The Master of Winterbourne
‘Creaking board?’ Matthew looked puzzled, then his brow cleared. ‘Ah, yes, the parlour floor. A small matter, the barn roof is of greater import, Master Weldon. Perhaps you can spare me some time after dinner to go over the affairs of the estate.’ He made it an invitation, but both men knew it was a command and that Robert would spare as much time as the new master demanded.
‘I am at your disposal, sir.’ Robert bowed. ‘I will attend you this afternoon if you would care to come to the estate-room.’
Henrietta watched Alice and Robert disappear through the back door with a sinking heart. She cast round for an excuse to leave and, finding none, was forced to comply when Matthew offered her his arm and said, ‘Walk with me, Mistress. Can we get to the gardens through this gate?’
‘If you don't mind crossing the drying lawns.’ Henrietta rested her fingertips on his sleeve and allowed him to lead her out of the yard and across the close-clipped turf where two laundry maids were spreading out sheets in the warm sunshine. The girls straightened up, bobbing curtsies, giggling and blushing at their first sight of the new master.
‘A cheerful collection of servants you have here,’ Matthew remarked drily as he opened the wicket gate into the knot garden. ‘Everywhere I go I'm greeted with smiles and blushes.’
‘They are a pack of silly wenches who will giggle at any personable man, whatever his station,’ Henrietta retorted without thinking.
‘So you consider me personable? I thank you, Henrietta, for that compliment at least.’
‘You have a mirror, I presume, sir? You do not need me to flatter you.’
Matthew's lips twitched but he didn't rise to the bait, bending instead to pick a clove-scented pink. ‘On the subject of servants, cousin, is Weldon betrothed to that maidservant of yours? Because, if not, the sooner they are, the better.’
Henrietta stared at him blankly. How could he know about Alice and Robert?
He misinterpreted her puzzlement. ‘I assume the child she is carrying is his?’
‘How did you know?’
‘My wife had the same look about her when she was carrying our son.’
‘But you said you had no children,’ Henrietta blurted out, then stopped at the sight of his face.
‘Matthew, forgive me, that was clumsy. Did he… did he die too?’
‘She died bearing him. He lived a scant two days longer.’ His face showed no emotion, but his clipped voice, the vicious jerk with which he threw the crushed pink from him, told her everything she needed to know.
‘I should have spent more time with her at our home in Highgate, but I was too concerned with business matters in Town and I did not see how much she needed me.’
‘I am so sorry.’ It seemed a woefully inadequate thing to say. ‘You too have had your losses…’
‘It is in the past.’ He cut off her stumbling sympathy but his very abruptness underlined the pain in his eyes.
‘They are betrothed.' Henrietta retreated to the safer ground of someone else's marriage. ‘But Alice would not leave me before I was married.’
‘There would be no need for her to leave you. I have no intention of supplanting Weldon as steward. The man is obviously able and the affairs of the estate are in good order. I suggest you make arrangements for their wedding as soon as maybe.’

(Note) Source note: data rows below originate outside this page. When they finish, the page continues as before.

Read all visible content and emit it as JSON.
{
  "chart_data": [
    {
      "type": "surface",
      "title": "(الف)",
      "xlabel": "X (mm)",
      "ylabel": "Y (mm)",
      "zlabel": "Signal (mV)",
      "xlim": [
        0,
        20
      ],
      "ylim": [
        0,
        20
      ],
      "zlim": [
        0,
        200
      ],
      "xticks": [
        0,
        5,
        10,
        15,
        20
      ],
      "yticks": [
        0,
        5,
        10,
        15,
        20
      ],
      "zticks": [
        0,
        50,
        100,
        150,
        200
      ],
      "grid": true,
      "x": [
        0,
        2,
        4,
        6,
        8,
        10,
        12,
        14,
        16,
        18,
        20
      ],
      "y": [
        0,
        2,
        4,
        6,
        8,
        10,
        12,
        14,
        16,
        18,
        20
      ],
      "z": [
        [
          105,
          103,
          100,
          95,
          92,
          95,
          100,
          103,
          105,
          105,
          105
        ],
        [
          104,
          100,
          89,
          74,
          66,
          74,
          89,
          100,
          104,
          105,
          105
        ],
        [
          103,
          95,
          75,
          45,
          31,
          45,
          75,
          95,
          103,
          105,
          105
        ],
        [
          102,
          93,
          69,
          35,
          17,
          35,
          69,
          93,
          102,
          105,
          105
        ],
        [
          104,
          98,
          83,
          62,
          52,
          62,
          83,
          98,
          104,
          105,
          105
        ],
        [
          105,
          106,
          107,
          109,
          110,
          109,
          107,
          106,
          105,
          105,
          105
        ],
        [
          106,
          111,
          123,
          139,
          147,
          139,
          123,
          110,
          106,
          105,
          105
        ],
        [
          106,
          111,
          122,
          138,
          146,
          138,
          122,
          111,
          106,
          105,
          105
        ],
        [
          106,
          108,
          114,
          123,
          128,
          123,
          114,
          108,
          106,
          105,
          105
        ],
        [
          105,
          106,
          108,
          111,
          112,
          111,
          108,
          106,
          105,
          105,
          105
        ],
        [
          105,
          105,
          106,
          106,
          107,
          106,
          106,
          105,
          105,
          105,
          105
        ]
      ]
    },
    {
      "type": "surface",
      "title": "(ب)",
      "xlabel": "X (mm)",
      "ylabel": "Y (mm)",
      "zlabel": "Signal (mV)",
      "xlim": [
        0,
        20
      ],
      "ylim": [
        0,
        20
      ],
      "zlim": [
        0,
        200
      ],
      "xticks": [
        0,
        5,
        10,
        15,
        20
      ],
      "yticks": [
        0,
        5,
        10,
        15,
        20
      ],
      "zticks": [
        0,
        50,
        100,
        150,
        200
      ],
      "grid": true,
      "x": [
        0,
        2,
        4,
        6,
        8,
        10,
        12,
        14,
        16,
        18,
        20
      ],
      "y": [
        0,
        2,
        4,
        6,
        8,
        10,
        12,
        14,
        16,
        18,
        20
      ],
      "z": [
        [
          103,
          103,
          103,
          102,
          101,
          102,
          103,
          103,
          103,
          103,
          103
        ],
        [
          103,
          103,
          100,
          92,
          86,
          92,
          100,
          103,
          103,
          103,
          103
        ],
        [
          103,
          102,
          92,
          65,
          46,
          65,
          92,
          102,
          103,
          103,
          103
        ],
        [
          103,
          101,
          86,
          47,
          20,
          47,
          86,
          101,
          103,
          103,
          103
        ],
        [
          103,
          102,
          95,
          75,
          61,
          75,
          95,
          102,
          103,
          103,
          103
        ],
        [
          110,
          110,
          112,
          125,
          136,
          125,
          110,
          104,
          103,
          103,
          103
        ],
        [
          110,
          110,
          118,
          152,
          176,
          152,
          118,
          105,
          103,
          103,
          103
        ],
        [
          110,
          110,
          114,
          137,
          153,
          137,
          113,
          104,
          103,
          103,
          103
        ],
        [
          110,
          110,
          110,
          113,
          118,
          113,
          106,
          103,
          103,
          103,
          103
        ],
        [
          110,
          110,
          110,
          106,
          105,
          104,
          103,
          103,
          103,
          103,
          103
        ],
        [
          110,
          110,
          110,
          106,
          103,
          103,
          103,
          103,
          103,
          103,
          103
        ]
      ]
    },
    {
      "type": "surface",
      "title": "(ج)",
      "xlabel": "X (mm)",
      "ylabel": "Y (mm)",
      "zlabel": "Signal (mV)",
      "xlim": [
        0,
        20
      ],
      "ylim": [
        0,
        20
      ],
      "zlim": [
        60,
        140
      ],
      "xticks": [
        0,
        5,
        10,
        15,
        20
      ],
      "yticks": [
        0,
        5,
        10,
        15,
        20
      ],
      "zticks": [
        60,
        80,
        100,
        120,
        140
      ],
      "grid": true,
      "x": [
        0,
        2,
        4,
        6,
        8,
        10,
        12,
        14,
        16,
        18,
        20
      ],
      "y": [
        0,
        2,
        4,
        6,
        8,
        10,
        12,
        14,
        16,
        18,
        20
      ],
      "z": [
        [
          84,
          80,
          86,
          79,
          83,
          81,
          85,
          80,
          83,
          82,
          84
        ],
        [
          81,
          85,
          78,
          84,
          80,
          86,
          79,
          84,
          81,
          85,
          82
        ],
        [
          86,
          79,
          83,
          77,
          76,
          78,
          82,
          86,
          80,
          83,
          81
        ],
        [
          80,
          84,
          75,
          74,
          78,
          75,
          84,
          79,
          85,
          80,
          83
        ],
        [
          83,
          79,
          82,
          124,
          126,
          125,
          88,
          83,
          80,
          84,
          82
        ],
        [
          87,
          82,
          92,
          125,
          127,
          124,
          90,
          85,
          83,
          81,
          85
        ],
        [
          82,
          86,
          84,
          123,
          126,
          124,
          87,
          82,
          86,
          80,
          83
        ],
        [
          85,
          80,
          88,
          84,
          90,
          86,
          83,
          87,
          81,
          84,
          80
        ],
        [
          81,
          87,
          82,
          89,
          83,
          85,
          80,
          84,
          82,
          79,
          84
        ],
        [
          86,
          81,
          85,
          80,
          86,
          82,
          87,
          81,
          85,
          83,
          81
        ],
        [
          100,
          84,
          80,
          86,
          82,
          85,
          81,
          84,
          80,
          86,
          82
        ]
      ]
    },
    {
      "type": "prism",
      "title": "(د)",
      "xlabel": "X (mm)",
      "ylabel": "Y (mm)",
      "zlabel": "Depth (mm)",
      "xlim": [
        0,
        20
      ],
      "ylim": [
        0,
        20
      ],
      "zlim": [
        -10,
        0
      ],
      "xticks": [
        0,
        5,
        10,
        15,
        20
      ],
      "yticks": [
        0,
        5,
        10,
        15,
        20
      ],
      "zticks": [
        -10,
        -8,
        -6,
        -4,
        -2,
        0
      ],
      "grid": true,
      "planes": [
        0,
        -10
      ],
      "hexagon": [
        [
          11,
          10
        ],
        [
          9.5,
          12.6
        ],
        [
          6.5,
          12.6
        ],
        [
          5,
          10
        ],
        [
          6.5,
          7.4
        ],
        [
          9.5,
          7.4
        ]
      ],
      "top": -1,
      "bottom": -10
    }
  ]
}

‘Yes, I will do so. It will be a weight off my mind. Does this mean you have reconsidered your threat to dismiss all my people?’ She had to make certain.
‘Do you believe I would have done that? You were living a fantasy, thinking you could go to the Low Countries and I had to focus your mind, that is all. You called me Matthew just now,’ he added. Henrietta couldn't tell from his tone if he was teasing or reproving.
‘I am sorry, it was forward of me,’ she began stiffly, swallowing her resentment that he had tricked her but knowing he was right, then broke off as he took her gently by the shoulders.
‘I liked it, Henrietta. Why are we wasting our time discussing other people's betrothals when we can think about our own?’
Henrietta felt the world go still and silent around her, conscious only of the warmth of his palms cupping her shoulders, the nearness of his body, the promise in those deep green eyes.
‘Tonight Lawyer Stone shall draw up the papers and witness our promise. And then, my dear Henrietta, we will be bound by an indissoluble vow.’
Listening to his voice, suddenly husky, feeling the tension in his body, Henrietta was aware of her own instinctive response to him. She knew many couples regarded betrothal as tantamount to marriage and that to all but the most strait-laced Puritan it was no shame to anticipate the wedding night. And that, she had no doubt, was precisely what Matthew was about with these soft words. He didn't love her, of course, but he did desire her, that was plain.
He had no need to marry her to get Winterbourne for it was already firmly in his hands. He didn't even need to marry her to protect her position, he could give her enough money to join her aunt and uncle in the Low Countries and everyone would consider he had discharged his duty. But he was a man with a man's needs and marriage to her was an uncomplicated way of fulfilling his desires for a wife in his bed and a son to inherit Winterbourne.
He would tolerate her Royalist sympathies because he desired her, not because he wanted to please her, or even cared what she thought. And she had already tasted his cold displeasure when she'd tried to stand up to him.